What you can do now to prepare for AI on social media
Increased investments and resources are being allocated to the advancement of social AI technology to revolutionize social media and a brand’s role in it. The intersection of social media and AI also presents many new opportunities for social media marketers to shine. To prepare for this new age, Forrester discussed a number of recommendations on how marketers can adapt. And while they mostly refer to the surge in chatbots, the advice can also be applied to adapting to social AI.
As Forrester put it, “being human, helpful, and handy is key.” The traditional marketer role of “pushing” content must be readjusted to focusing more on two-way conversations. AI will guide the conversations in the beginning, but humans must step in for the actual engagements.
Marketers must also accept that they will need to serve customers in real time. Instant responses are now expected on social media, and these expectations will only solidify over the next year. Making sure your team is set up internally to handle rapid turnarounds on social media, and implementing automated response technology if needed, will ensure your brand is prepared to deal with these customer expectations in both the short and long term.

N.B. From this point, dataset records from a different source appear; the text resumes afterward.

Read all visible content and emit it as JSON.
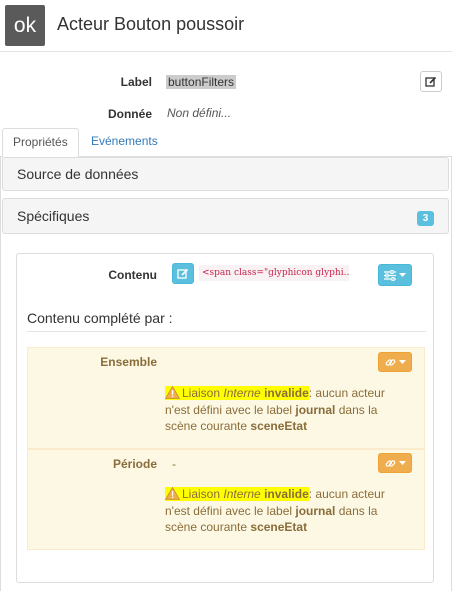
{
  "header": {
    "logo_text": "ok",
    "title": "Acteur Bouton poussoir"
  },
  "fields": {
    "label_caption": "Label",
    "label_value": "buttonFilters",
    "data_caption": "Donnée",
    "data_value": "Non défini..."
  },
  "tabs": [
    {
      "label": "Propriétés",
      "active": true
    },
    {
      "label": "Evénements",
      "active": false
    }
  ],
  "sections": {
    "source": "Source de données",
    "specifics": "Spécifiques",
    "specifics_count": "3"
  },
  "content": {
    "label": "Contenu",
    "code_preview": "<span class=\"glyphicon glyphi..."
  },
  "completed": {
    "title": "Contenu complété par :",
    "items": [
      {
        "label": "Ensemble",
        "value": "",
        "warning": {
          "prefix": "Liaison ",
          "kind": "Interne",
          "status": "invalide",
          "middle": ": aucun acteur n'est défini avec le label ",
          "label_name": "journal",
          "scene_text": " dans la scène courante ",
          "scene_name": "sceneEtat"
        }
      },
      {
        "label": "Période",
        "value": "-",
        "warning": {
          "prefix": "Liaison ",
          "kind": "Interne",
          "status": "invalide",
          "middle": ": aucun acteur n'est défini avec le label ",
          "label_name": "journal",
          "scene_text": " dans la scène courante ",
          "scene_name": "sceneEtat"
        }
      }
    ]
  },
  "colors": {
    "info": "#5bc0de",
    "warning": "#f0ad4e",
    "warning_bg": "#fcf8e3",
    "warning_text": "#8a6d3b",
    "link": "#337ab7",
    "highlight": "#ffff00"
  }
}
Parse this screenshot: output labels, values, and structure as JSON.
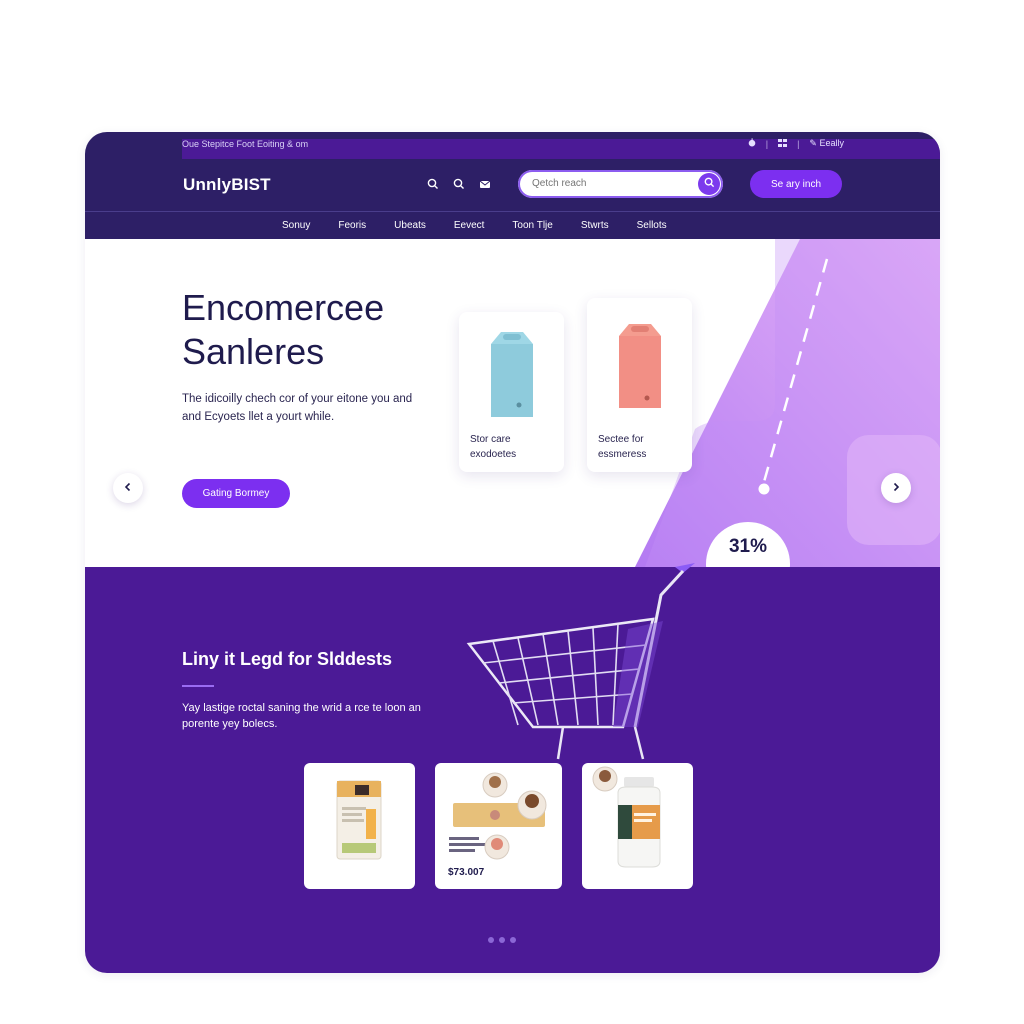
{
  "topbar": {
    "promo_text": "Oue Stepitce Foot Eoiting & om",
    "right_text": "Eeally"
  },
  "header": {
    "logo": "UnnlyBIST",
    "search_placeholder": "Qetch reach",
    "cta_label": "Se ary inch"
  },
  "nav": {
    "items": [
      "Sonuy",
      "Feoris",
      "Ubeats",
      "Eevect",
      "Toon Tlje",
      "Stwrts",
      "Sellots"
    ]
  },
  "hero": {
    "title_line1": "Encomercee",
    "title_line2": "Sanleres",
    "description": "The idicoilly chech cor of your eitone you and and Ecyoets llet a yourt while.",
    "button_label": "Gating Bormey",
    "cards": [
      {
        "label_line1": "Stor care",
        "label_line2": "exodoetes",
        "box_color": "#9fd7e6"
      },
      {
        "label_line1": "Sectee for",
        "label_line2": "essmeress",
        "box_color": "#f49c8f"
      }
    ],
    "percent": "31%"
  },
  "promo": {
    "title": "Liny it Legd for Slddests",
    "description": "Yay lastige roctal saning the wrid a rce te loon an porente yey bolecs.",
    "price": "$73.007"
  },
  "colors": {
    "nav_bg": "#2d1f66",
    "accent": "#7c2ff0",
    "promo_bg": "#4b1a96",
    "lilac": "#c99af5"
  }
}
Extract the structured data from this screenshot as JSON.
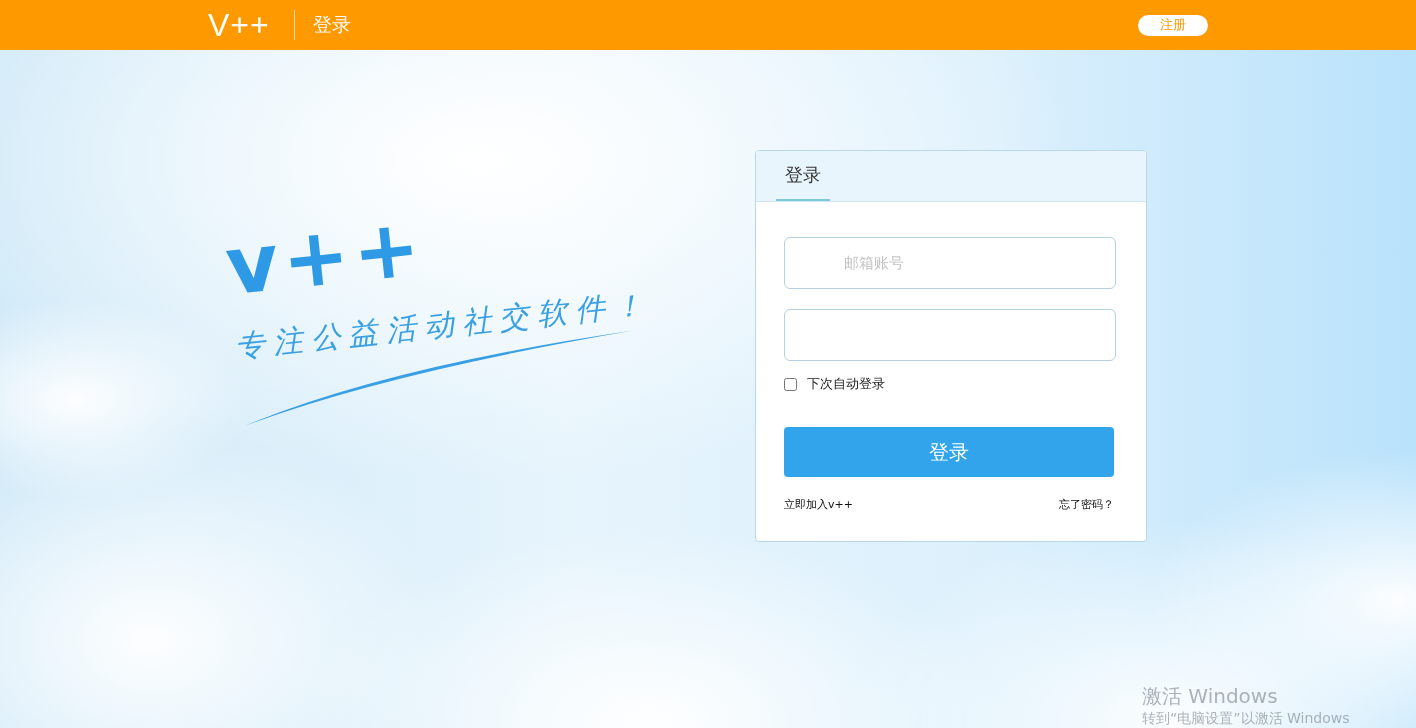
{
  "header": {
    "logo": "V++",
    "title": "登录",
    "register_button": "注册"
  },
  "hero": {
    "logo": "v++",
    "slogan": "专注公益活动社交软件！"
  },
  "login_card": {
    "tabs": [
      {
        "label": "登录",
        "selected": true
      }
    ],
    "email_field": {
      "placeholder": "邮箱账号"
    },
    "remember": {
      "label": "下次自动登录",
      "checked": false
    },
    "submit_button": "登录",
    "join_link": "立即加入v++",
    "forgot_link": "忘了密码？"
  },
  "os_overlay": {
    "title": "激活 Windows",
    "message": "转到“电脑设置”以激活 Windows"
  }
}
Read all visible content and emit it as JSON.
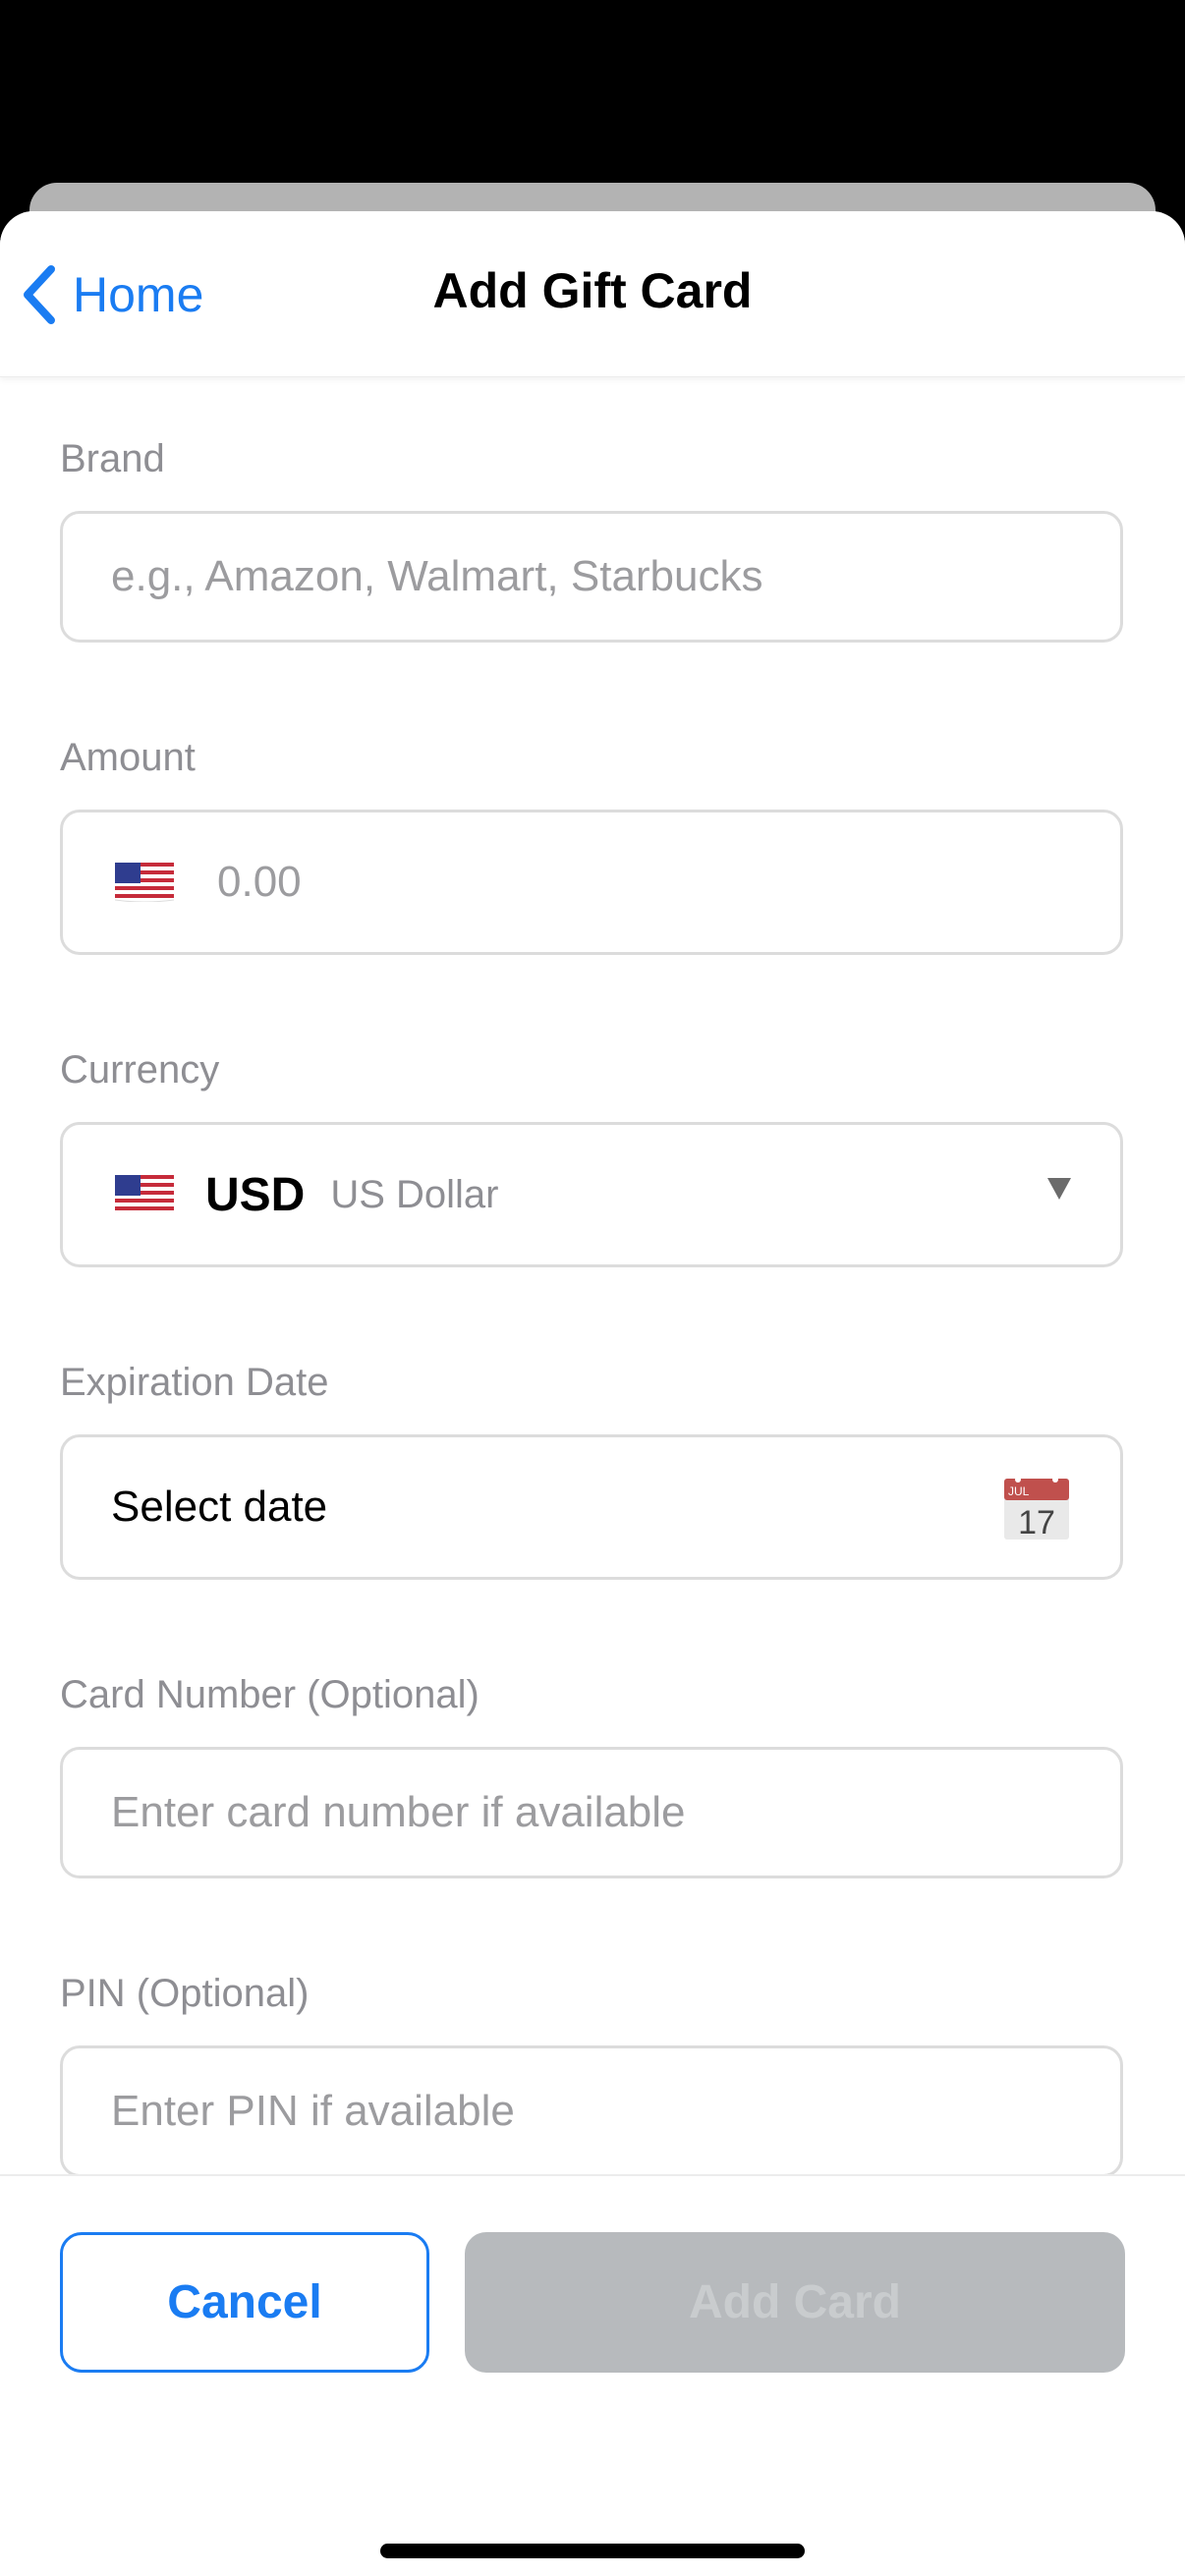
{
  "nav": {
    "back_label": "Home",
    "title": "Add Gift Card"
  },
  "form": {
    "brand": {
      "label": "Brand",
      "placeholder": "e.g., Amazon, Walmart, Starbucks"
    },
    "amount": {
      "label": "Amount",
      "flag": "us-flag-icon",
      "placeholder": "0.00"
    },
    "currency": {
      "label": "Currency",
      "flag": "us-flag-icon",
      "code": "USD",
      "name": "US Dollar"
    },
    "expiration": {
      "label": "Expiration Date",
      "value": "Select date",
      "calendar_month": "JUL",
      "calendar_day": "17"
    },
    "card_number": {
      "label": "Card Number (Optional)",
      "placeholder": "Enter card number if available"
    },
    "pin": {
      "label": "PIN (Optional)",
      "placeholder": "Enter PIN if available"
    }
  },
  "footer": {
    "cancel_label": "Cancel",
    "add_label": "Add Card"
  },
  "colors": {
    "accent": "#1a7cf2",
    "disabled_button": "#b7babd",
    "label_gray": "#8e8e93"
  }
}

How to tune into the AI conversation
There are a number of ethical dilemmas that surround artificial intelligence. Questionable trending algorithms and fake news are just two examples of the side effects we’ve seen so far. Even though these have created problems more for publishers than for actual brands on social media, it’s still important to follow these stories as artificial intelligence applications carry over into the marketing world.
The amount of research being put out is still limited, so following the top AI thought leaders who are discussing the intersection of AI and social media is a good way to stay on top of this trend. IBM omnichannel marketer Amber Armstrong, speaker and brand consultant Tamara McCleary, and Marshall Kirkpatrick are just a few people social discovery platform Little Bird identifies as the best social media thought leaders to follow in this space.
Social AI will constantly change as it further develops, but keeping a close eye on this trend is a good place for marketers to start. There won’t ever be a complete substitute for human engagement, but social AI definitely has the potential to be a means to the end goal of social media marketing, which is to truly understand your followers.